Ron Turner

Personal information
- Born: June 11, 1927 Notting Hill, London, England
- Died: October 12, 2007 (aged 80) Acton, London, England

Sport
- Sport: Water polo

= Ron Turner (water polo) =

British water polo player

Ronald Frederick "Ron" Turner (11 June 1927 - 12 October 2007) was a renowned British water polo player and Olympian.

Ron Turner played for Penguin Swimming Club, a water polo club based in West London, and represented Great Britain in the 1948 Summer Olympics as a reserve, in London, the 1952 Summer Olympics, in Helsinki, Finland, and the 1956 Summer Olympics, in Melbourne, Australia. At the Melbourne Games, he was chosen as part of the 'best of the rest of the World' team that played against the Olympic Champions, Hungary.

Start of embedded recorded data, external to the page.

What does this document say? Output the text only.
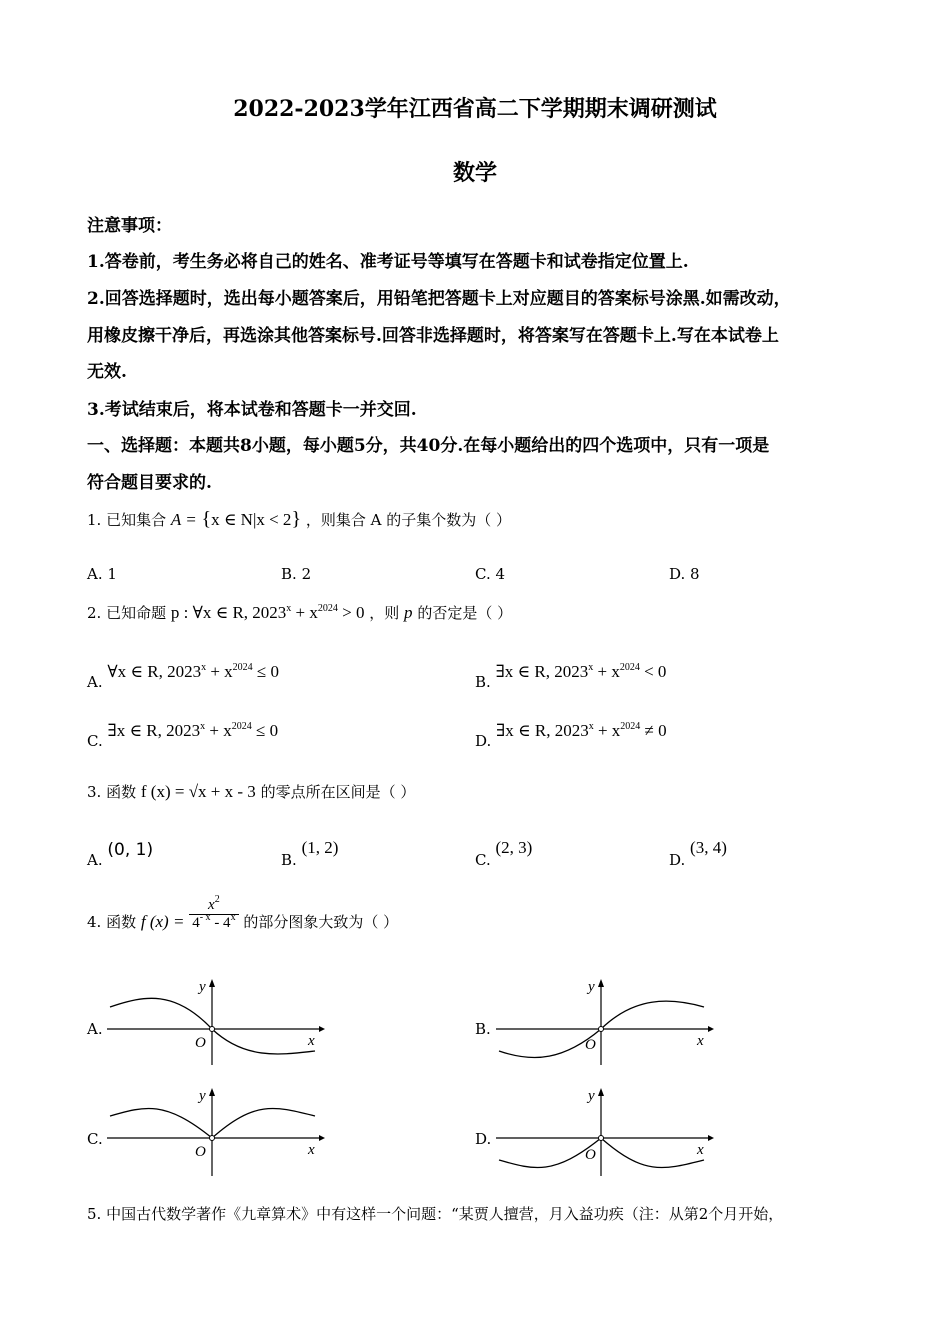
2022-2023学年江西省高二下学期期末调研测试
数学
注意事项：
1.答卷前，考生务必将自己的姓名、准考证号等填写在答题卡和试卷指定位置上.
2.回答选择题时，选出每小题答案后，用铅笔把答题卡上对应题目的答案标号涂黑.如需改动，
用橡皮擦干净后，再选涂其他答案标号.回答非选择题时，将答案写在答题卡上.写在本试卷上
无效.
3.考试结束后，将本试卷和答题卡一并交回.
一、选择题：本题共8小题，每小题5分，共40分.在每小题给出的四个选项中，只有一项是
符合题目要求的.
1. 已知集合 A = {x ∈ N|x < 2} ，则集合 A 的子集个数为（ ）
A. 1	B. 2	C. 4	D. 8
2. 已知命题 p : ∀x ∈ R, $2023^x + x^{2024} > 0$ ，则 p 的否定是（ ）
A. ∀x ∈ R, $2023^x + x^{2024} \le 0$
B. ∃x ∈ R, $2023^x + x^{2024} < 0$
C. ∃x ∈ R, $2023^x + x^{2024} \le 0$
D. ∃x ∈ R, $2023^x + x^{2024} \ne 0$
3. 函数 f (x) = √x + x - 3 的零点所在区间是（ ）
A. (0, 1)	B. (1, 2)
C. (2, 3)
D. (3, 4)
4. 函数 f $(x) = \frac{x^2}{4^{- x} - 4^x}$ 的部分图象大致为（ ）
A.
y
x
O
B.
y
x
O
C.
y
x
O
D.
y
x
O
5. 中国古代数学著作《九章算术》中有这样一个问题：“某贾人擅营，月入益功疾（注：从第2个月开始，
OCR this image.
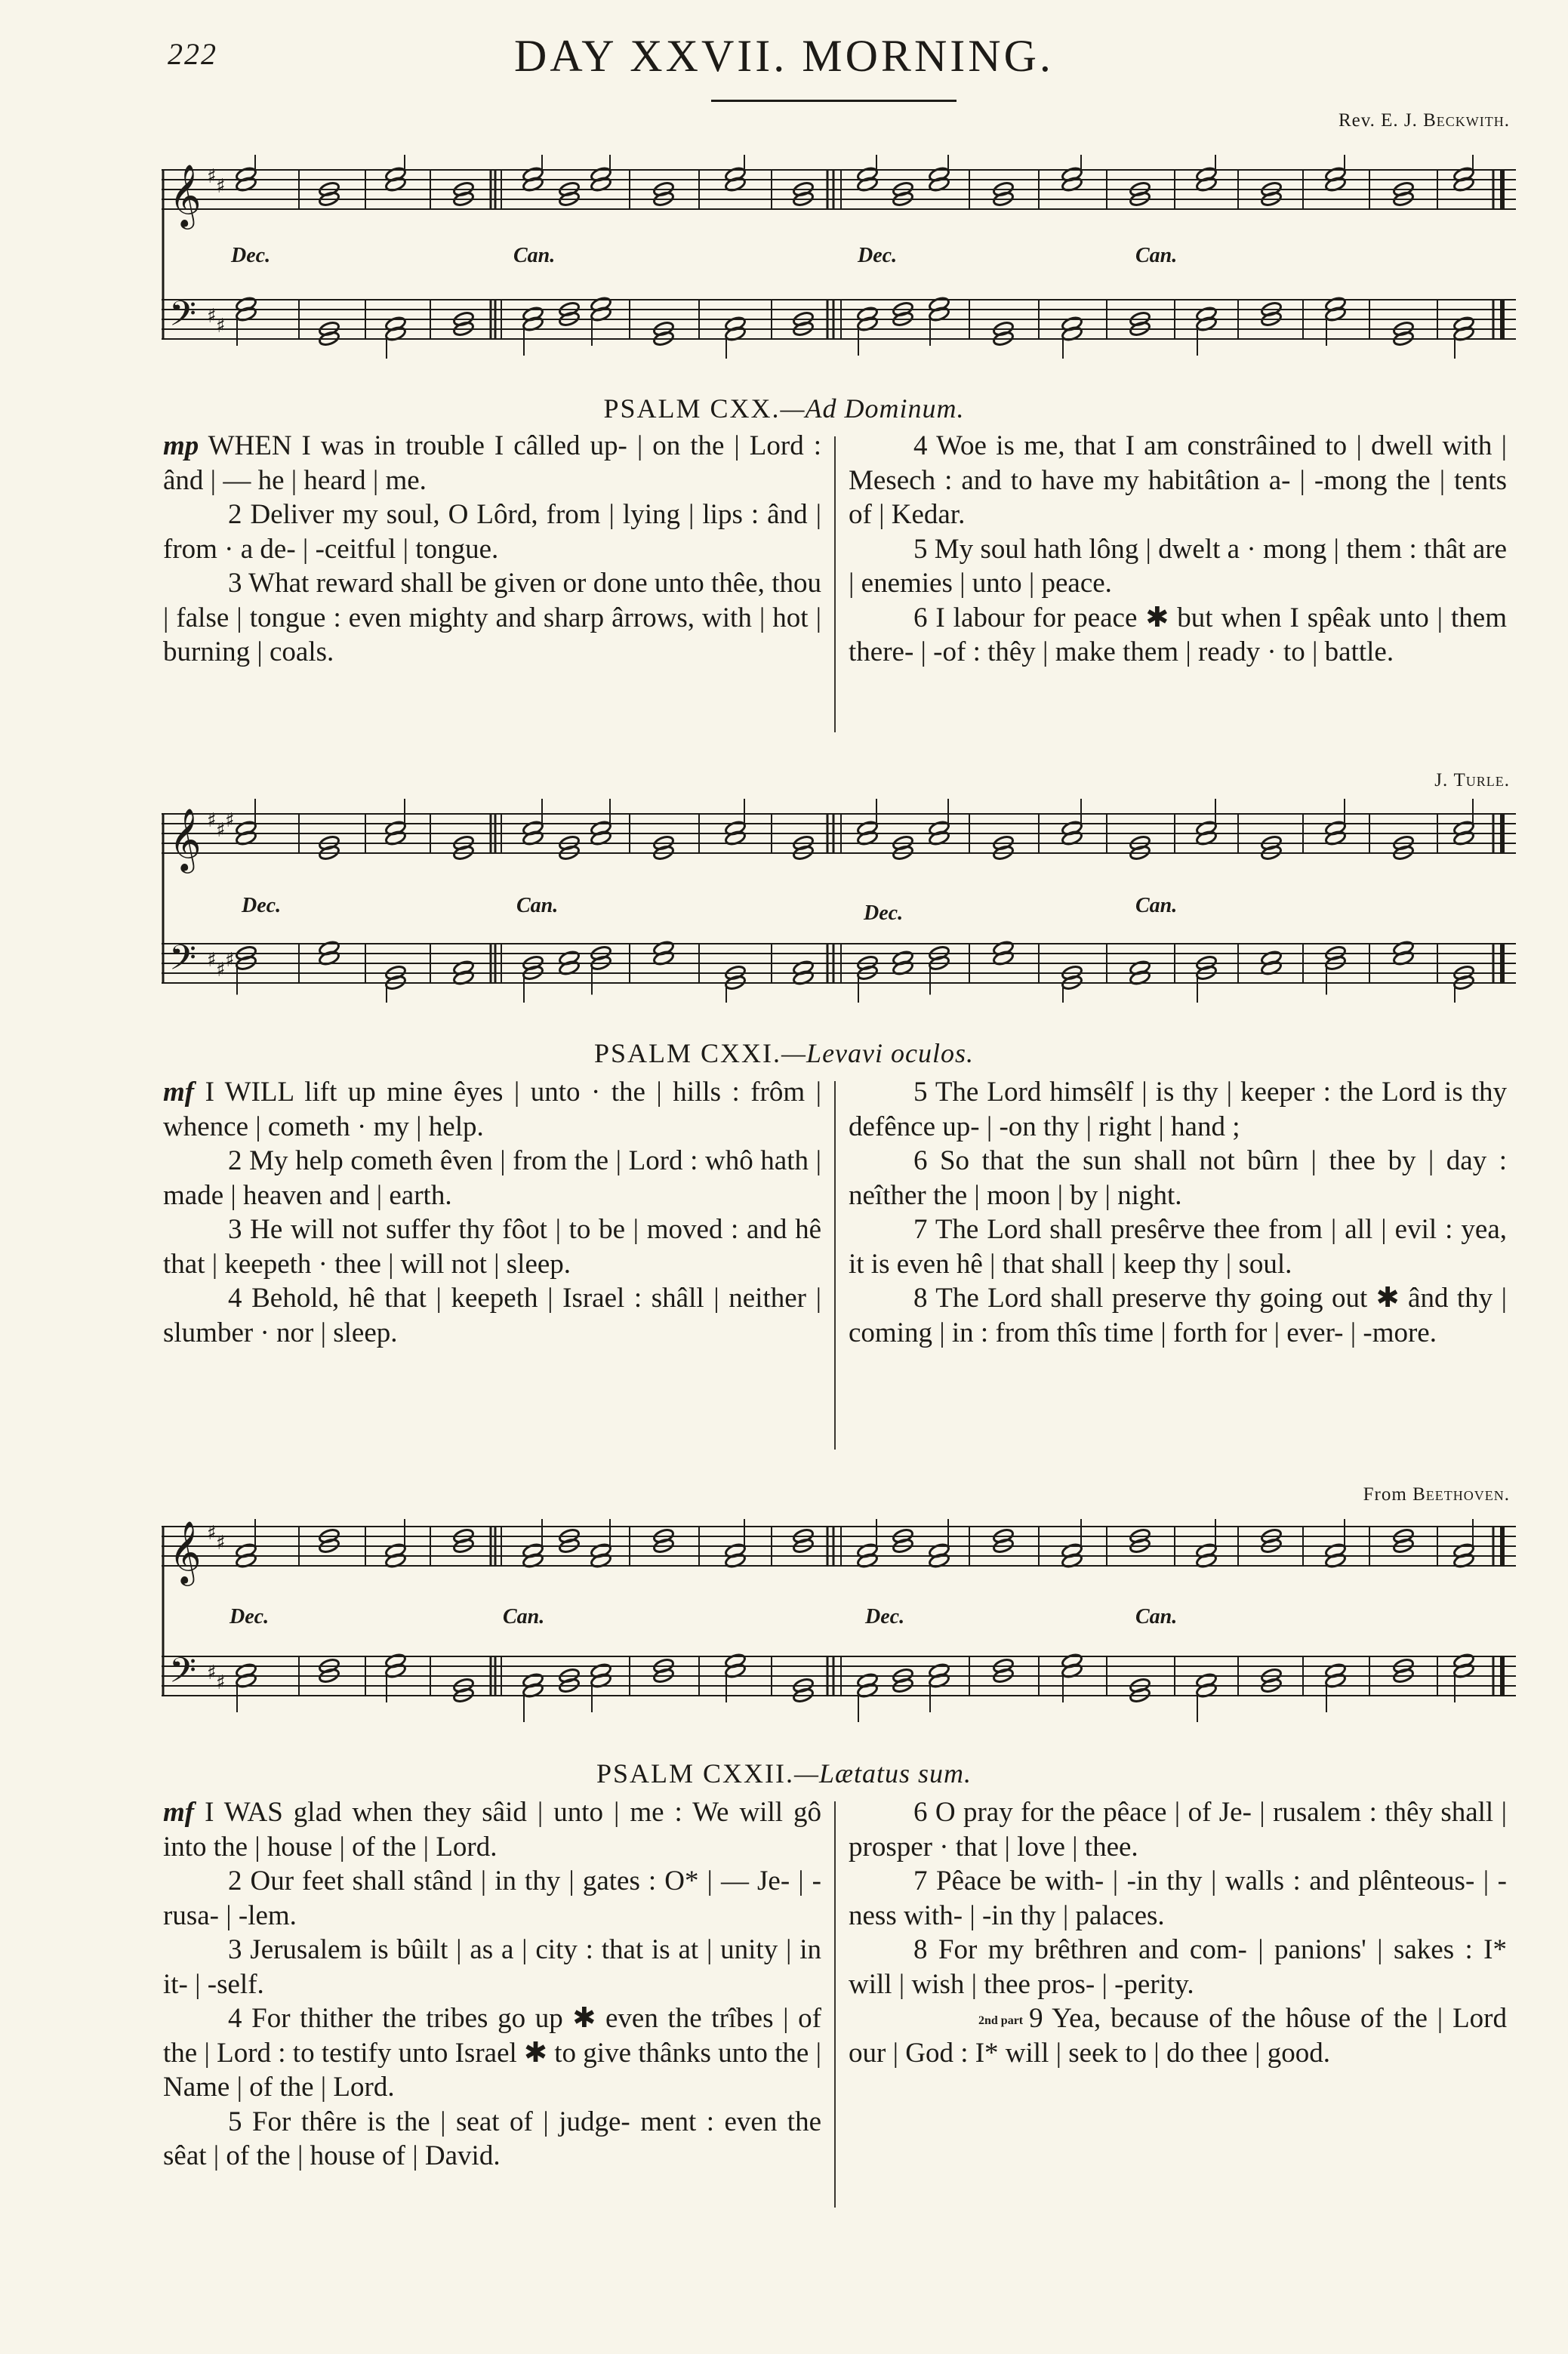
222	DAY XXVII. MORNING.
Rev. E. J. Beckwith.
𝄞
𝄢
♯
♯
♯
♯
Dec.	Can.	Dec.	Can.
PSALM CXX.—Ad Dominum.

mp WHEN I was in trouble I câlled up- | on the | Lord : ând | — he | heard | me.

2 Deliver my soul, O Lôrd, from | lying | lips : ând | from · a de- | -ceitful | tongue.

3 What reward shall be given or done unto thêe, thou | false | tongue : even mighty and sharp ârrows, with | hot | burning | coals.

4 Woe is me, that I am constrâined to | dwell with | Mesech : and to have my habitâtion a- | -mong the | tents of | Kedar.

5 My soul hath lông | dwelt a · mong | them : thât are | enemies | unto | peace.

6 I labour for peace ✱ but when I spêak unto | them there- | -of : thêy | make them | ready · to | battle.

J. Turle.
𝄞
𝄢
♯
♯
♯
♯
♯
♯
Dec.	Can.	Dec.	Can.
PSALM CXXI.—Levavi oculos.

mf I WILL lift up mine êyes | unto · the | hills : frôm | whence | cometh · my | help.

2 My help cometh êven | from the | Lord : whô hath | made | heaven and | earth.

3 He will not suffer thy fôot | to be | moved : and hê that | keepeth · thee | will not | sleep.

4 Behold, hê that | keepeth | Israel : shâll | neither | slumber · nor | sleep.

5 The Lord himsêlf | is thy | keeper : the Lord is thy defênce up- | -on thy | right | hand ;

6 So that the sun shall not bûrn | thee by | day : neîther the | moon | by | night.

7 The Lord shall presêrve thee from | all | evil : yea, it is even hê | that shall | keep thy | soul.

8 The Lord shall preserve thy going out ✱ ând thy | coming | in : from thîs time | forth for | ever- | -more.

From Beethoven.
𝄞
𝄢
♯
♯
♯
♯
Dec.	Can.	Dec.	Can.
PSALM CXXII.—Lætatus sum.

mf I WAS glad when they sâid | unto | me : We will gô into the | house | of the | Lord.

2 Our feet shall stând | in thy | gates : O* | — Je- | -rusa- | -lem.

3 Jerusalem is bûilt | as a | city : that is at | unity | in it- | -self.

4 For thither the tribes go up ✱ even the trîbes | of the | Lord : to testify unto Israel ✱ to give thânks unto the | Name | of the | Lord.

5 For thêre is the | seat of | judge- ment : even the sêat | of the | house of | David.

6 O pray for the pêace | of Je- | rusalem : thêy shall | prosper · that | love | thee.

7 Pêace be with- | -in thy | walls : and plênteous- | -ness with- | -in thy | palaces.

8 For my brêthren and com- | panions' | sakes : I* will | wish | thee pros- | -perity.

2nd part 9 Yea, because of the hôuse of the | Lord our | God : I* will | seek to | do thee | good.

Subsequently, Ron Turner was involved in the organisation of competitive British water polo. He remained an active swimmer and trained regularly in the Masters section of the West London Penguin Swimming and Water Polo Club, a descendant of The Penguins, until his death.

Ron Turner was killed in a road traffic accident in Acton, West London, while cycling. He was 80 years old. His funeral took place on 24 October 2007 at Mortlake Crematorium and was attended by more than 100 people.